Dress and baby are adorable.


----------



## Zoe2 (Feb 22, 2015)

What a pretty little dress! And a pretty little model, too!!


----------



## Seasonknits (Jul 9, 2015)

That is so sweet and what a beautiful smile Robyn has.


----------



## Pih (Jun 19, 2014)

She looks real cute in her vintage dress. Sooooo sweet.


----------



## Pollard (Sep 17, 2011)

That's an heir-loom! Pretty in Pink. Winifred.


----------



## kippyfure (Apr 9, 2011)

Pretty dress on a very pretty little girl!


----------



## LindaLu (Mar 9, 2011)

Both are sweet!


----------



## auntycarol (Mar 24, 2012)

dotcarp2000 said:


> Dress and baby are adorable.


I agree!


----------



## Sine (Jun 12, 2011)

What a sweet baby in her cute dress!


----------



## omahelen (Jan 3, 2013)

What a good job you did all those years ago. A family Heirloom.
She looks wonderful love the colour


----------



## nitnana (Feb 3, 2013)

Love that you saved that dress for 40 years & the next generation is wearing it. Lovely - baby, dress & workmanship! :thumbup:


----------



## docdot (Jul 11, 2013)

Darling little girl  
Our family takes good care and passes along handmade baby things.
Sometimes the items keep us in touch with folks who are no longer with us.


----------



## grma16 (Aug 26, 2012)

Both are adorable.


----------



## Hannelore (Oct 26, 2011)

It looks lovely and so does the model. :thumbup: :thumbup:


----------



## njbetsy (Apr 18, 2012)

Adorable


----------



## whitetail (Feb 19, 2011)

She is adorable, pretty dress


----------



## heatherb (Apr 14, 2013)

Looks good as new xx lovely pics too xx


----------



## jonibee (Nov 3, 2011)

It just goes to say there's nothing like how things were made years ago..The fabric has held its color and the sewing had to be good thread . It looks brand new and adorable on the little one..she's a doll! You did a great job!


----------



## Limey287 (Nov 6, 2011)

Just too cute


----------



## debsu (Jul 26, 2011)

Very pretty on a beautiful little girl!


----------



## mcguire (Feb 21, 2011)

3 yrs ago my Grandtr got married and night before at a dinner, in walked her dtr. in a dress I made for her to wear at her Aunts wedding.
they were the same age, dtr. was about 2 inch. taller and sleeves 
were a little tight. Mine was a peach/orange and hers was a blue. Made tears come when I saw it.


----------



## kimmyz (May 9, 2011)

Too precious! The dress looks brand new. How rewarding to see your lovely sewing enjoyed for generations.


----------



## judyr (Feb 20, 2011)

Pretty little dresses on pretty little girl babies - the cutest things!!!!!!!


----------



## subtlewitch (Sep 30, 2012)

Being the only member in my family to save my great, great grandma's embroidered table ecoutraments, I think that your family is very caring&#128156;


----------



## randiejg (Oct 29, 2011)

So cute for pretty little Robyn. And, the color still looks bright and crisp after all this time.

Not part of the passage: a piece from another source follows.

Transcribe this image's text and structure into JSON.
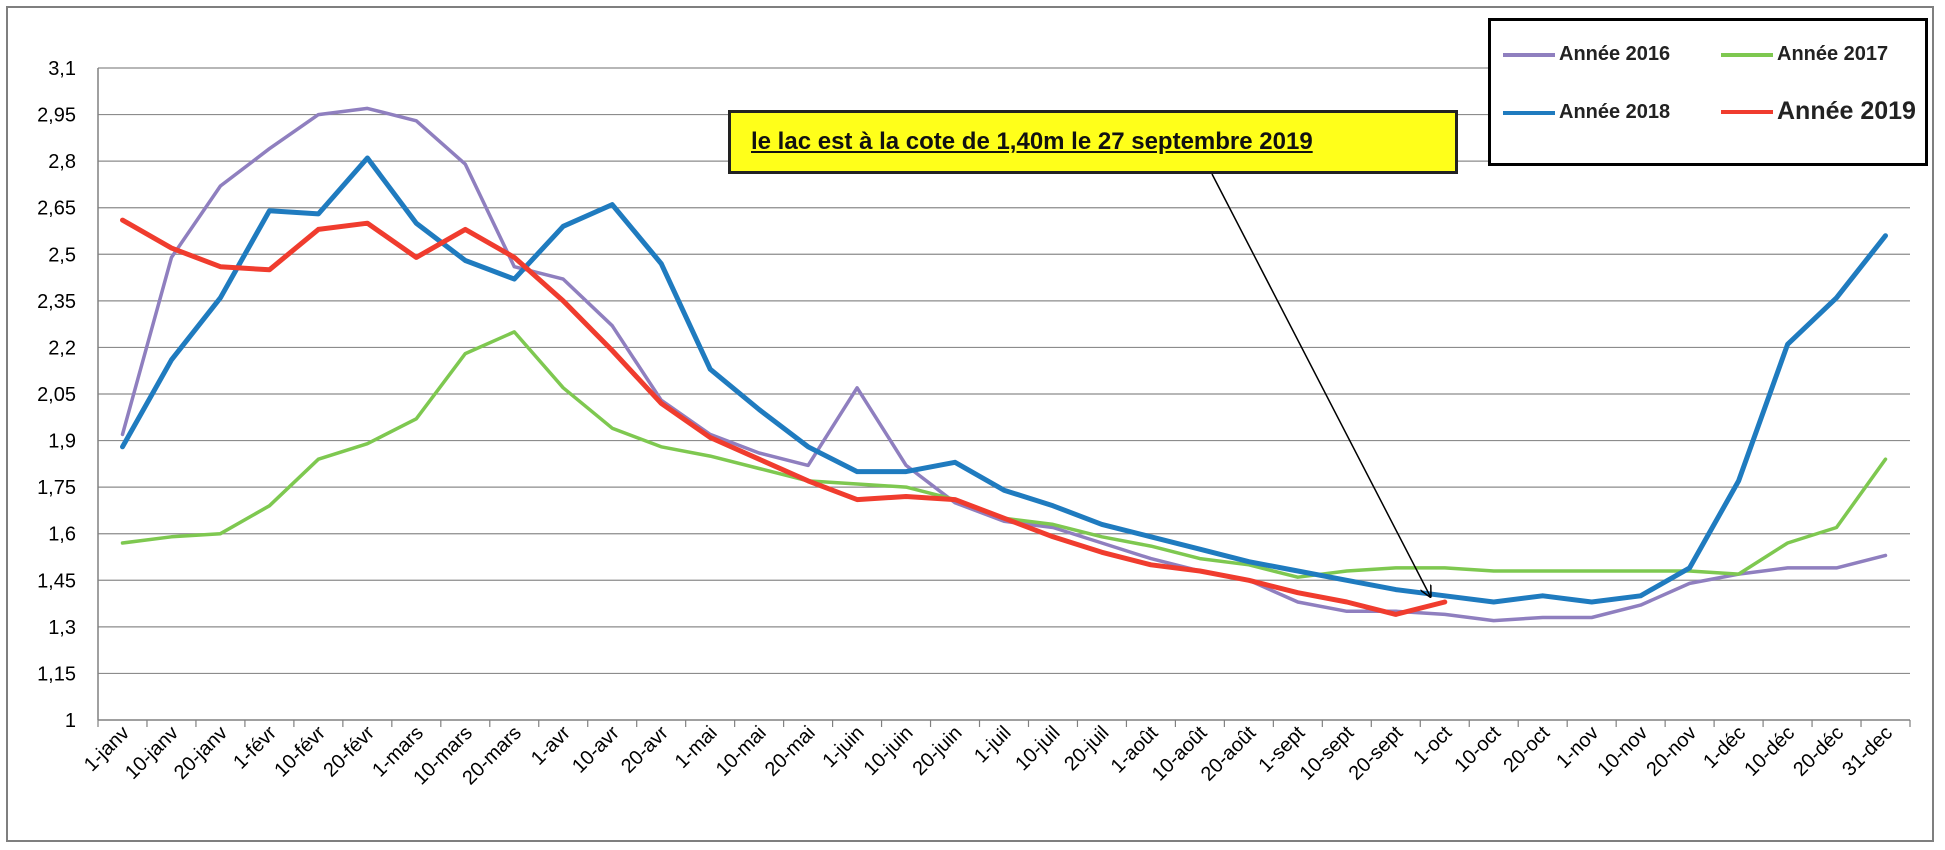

If you have a picture of her mum wearing the dress, it would make a nice photo display to have them side-by-side in the same dress.


----------



## Munchn (Mar 3, 2013)

~~ a very cute and well cared for dress. Love the shade of pink.


----------



## KnittyGritty800 (Apr 1, 2014)

How special! The baby and the dress are beautiful. My mom used to make dresses for my half-sister with puffy sleeves like that and when I had to help with the weekly ironing because mom was working, I hated having to iron those darned sleeves!!!

Bob
The KnittyGritty


----------



## diana999 (Mar 24, 2011)

very nice and the baby is so cute and happy very nice


----------



## gginastoria (Jun 2, 2013)

so sweet! All the items I sewed or knitted have vanished into the universe but hopefully were enjoyed and passed on by others.


----------



## kiwiannie (Jul 30, 2011)

Both are beautiful.


----------



## Dimples16 (Jan 28, 2011)

Pretty dress. Cute baby.


----------



## gr8 (Jul 4, 2013)

So sweet to see such a happy baby - and so up-to-date in her 'vintage' dress.


----------